Other models focus on enhancing the care within the ED. The senior work up assessment and treatment (SWAT) model [41], the Triage and Rapid Elderly Assessment Team (TREAT) model [12], the Aged Care Services Emergency Team (ASET) Program [42], the GEDI WISE transitional care nurses [43] and a range of other models that combine some level of increased geriatric assessment and liaison with community services [44] have been described. Of these models only the first three report rigorous evaluative research outcomes. Unlike our GEDI model the SWAT [41] model, of increased senior medical officer involvement, did not improve overall ED length of stay but did improve length of stay on high volume days and for discharged patients. The TREAT [12] model which involved a highly skilled specialist team of consultant geriatricians and physicians, nurse practitioners and allied health staff, did reduce hospital admission but as there was no economic evaluation it is not possible to compare the costs of this service with the GEDI model. The GEDI WISE [43] transitional care model is the model most similar to GEDI and also resulted in decreased admissions. However, there is no specific physician champion in the GEDI WISE model and the increase in re-presentation seen in their model, but not seen in our GEDI evaluation, may be because of the important role played by the senior medical officer. The physician champion role, in this nurse-led model, is unique to GEDI and ensures there is multi-disciplinary involvement and that the care of older adults is seen as being as important as the care of other cohorts within the ED. In addition, the provision of post ED support to prevent re-presentations in the community dwelling cohort is dependent upon a supportive community-based health network. The ED physician champion plays a role in ensuring collaboration between the ED setting and community health services to provide continuity of client care.

Meaning of the study

Focusing on improving the care of older adults in the ED and on strategies to prevent inappropriate ED presentation by older adults is of increasing importance in light of population ageing. Sinha and colleagues [17] identified the eight components of ED-based models of care for non-institutionalised older adults. The GEDI model was developed to include all of these components. A key finding of Sinha et al. [17] was that, “collaborative working practices are critical in model implementation and rely on the interpersonal skill sets of the clinicians delivering those initiatives and their ability to earn the trust and respect of their colleagues within and beyond the ED” (p. 680). Our findings suggest that it is possible to have advanced practice nurses, rather than nurse practitioners, in the GEDI model provided there is a strong physician-champion who supports, advises and works collaboratively with the senior nurse. This provides a relatively inexpensive yet effective model of care that reduces length of stay and increases discharge of older adults from the ED, when appropriate.

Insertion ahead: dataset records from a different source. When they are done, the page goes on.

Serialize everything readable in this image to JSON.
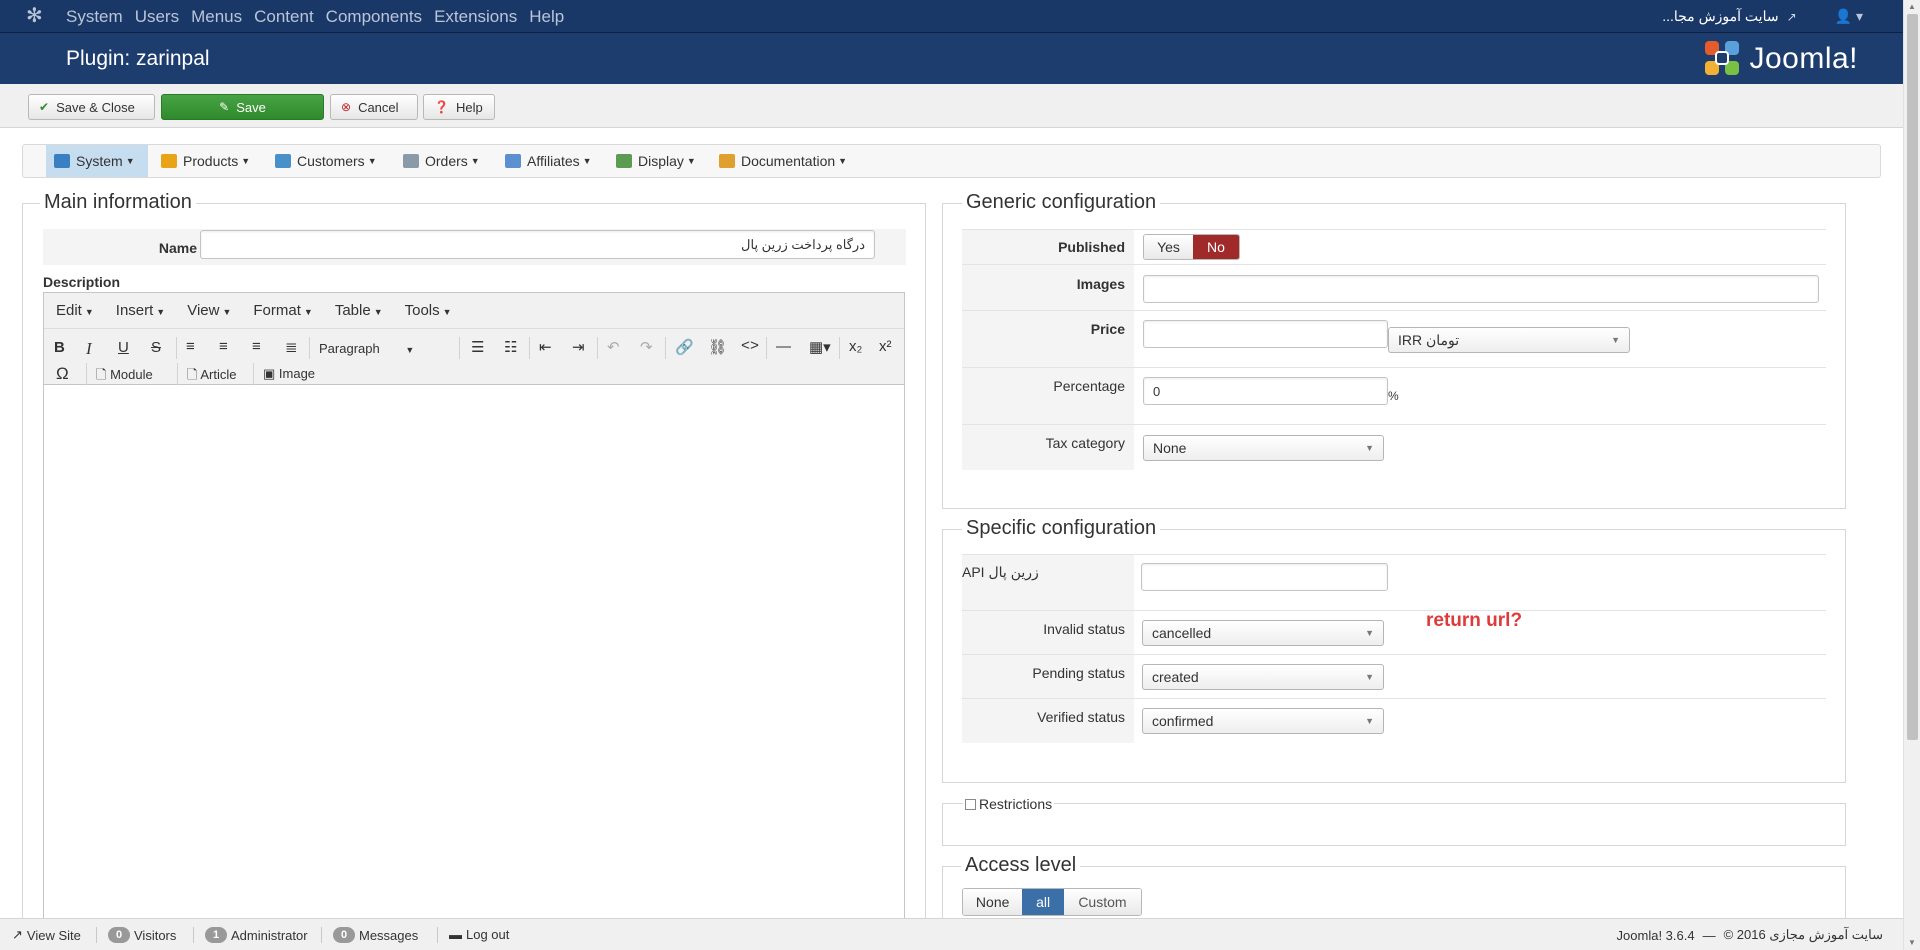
{
  "topbar": {
    "menu": [
      "System",
      "Users",
      "Menus",
      "Content",
      "Components",
      "Extensions",
      "Help"
    ],
    "site_name": "...سایت آموزش مجا"
  },
  "header": {
    "page_title": "Plugin: zarinpal",
    "brand": "Joomla!"
  },
  "toolbar": {
    "save_close": "Save & Close",
    "save": "Save",
    "cancel": "Cancel",
    "help": "Help"
  },
  "subnav": [
    {
      "label": "System",
      "icon_color": "#3a7fc1"
    },
    {
      "label": "Products",
      "icon_color": "#e8a317"
    },
    {
      "label": "Customers",
      "icon_color": "#4a90c8"
    },
    {
      "label": "Orders",
      "icon_color": "#8a9aa8"
    },
    {
      "label": "Affiliates",
      "icon_color": "#5a8fd0"
    },
    {
      "label": "Display",
      "icon_color": "#5d9b52"
    },
    {
      "label": "Documentation",
      "icon_color": "#e0a030"
    }
  ],
  "main": {
    "legend": "Main information",
    "name_label": "Name",
    "name_value": "درگاه پرداخت زرین پال",
    "description_label": "Description",
    "editor_menu": [
      "Edit",
      "Insert",
      "View",
      "Format",
      "Table",
      "Tools"
    ],
    "format_select": "Paragraph",
    "module_btn": "Module",
    "article_btn": "Article",
    "image_btn": "Image"
  },
  "generic": {
    "legend": "Generic configuration",
    "published_label": "Published",
    "yes": "Yes",
    "no": "No",
    "images_label": "Images",
    "images_value": "",
    "price_label": "Price",
    "price_value": "",
    "currency": "تومان IRR",
    "percentage_label": "Percentage",
    "percentage_value": "0",
    "percent_sign": "%",
    "tax_label": "Tax category",
    "tax_value": "None"
  },
  "specific": {
    "legend": "Specific configuration",
    "api_label": "زرین پال API",
    "api_value": "",
    "invalid_label": "Invalid status",
    "invalid_value": "cancelled",
    "pending_label": "Pending status",
    "pending_value": "created",
    "verified_label": "Verified status",
    "verified_value": "confirmed",
    "annotation": "return url?",
    "annotation_color": "#e03b3b"
  },
  "restrictions": {
    "label": "Restrictions"
  },
  "access": {
    "legend": "Access level",
    "none": "None",
    "all": "all",
    "custom": "Custom"
  },
  "status": {
    "view_site": "View Site",
    "visitors_count": "0",
    "visitors": "Visitors",
    "admin_count": "1",
    "admin": "Administrator",
    "messages_count": "0",
    "messages": "Messages",
    "logout": "Log out",
    "version": "Joomla! 3.6.4",
    "dash": "—",
    "copyright": "سایت آموزش مجازی 2016 ©"
  },
  "colors": {
    "topbar": "#1a3867",
    "header": "#1c3d6e",
    "save_green": "#3a9a36",
    "no_active": "#a02a2a",
    "all_active": "#3a6fa8"
  }
}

There is a need for senior managers and policy makers to reconsider the models of care employed in ED service delivery for vulnerable groups. It is well accepted that emergency care for paediatric patients requires specialized resources including equipment, drugs, trained personnel, and facilities [45]. Yet for other vulnerable groups the provision of specialist care within the ED or increased training in a specialty for ED clinicians is not recognised. The results of this study suggest that having teams of emergency clinicians (doctors and nurses) with previous training and experience in geriatrics and community care, who are focused on streamlining the care of frail older adults in the ED, improves outcomes and cuts costs. Furthermore, these benefits can be sustained over time and while they may slightly decrease when the innovative team that effects change have moved to more senior roles, overall improvement remains. Finding solutions that maximise the outcomes for older people living in RACFs, who develop an acute illness, will involve greater inter-sectoral collaboration and require further research.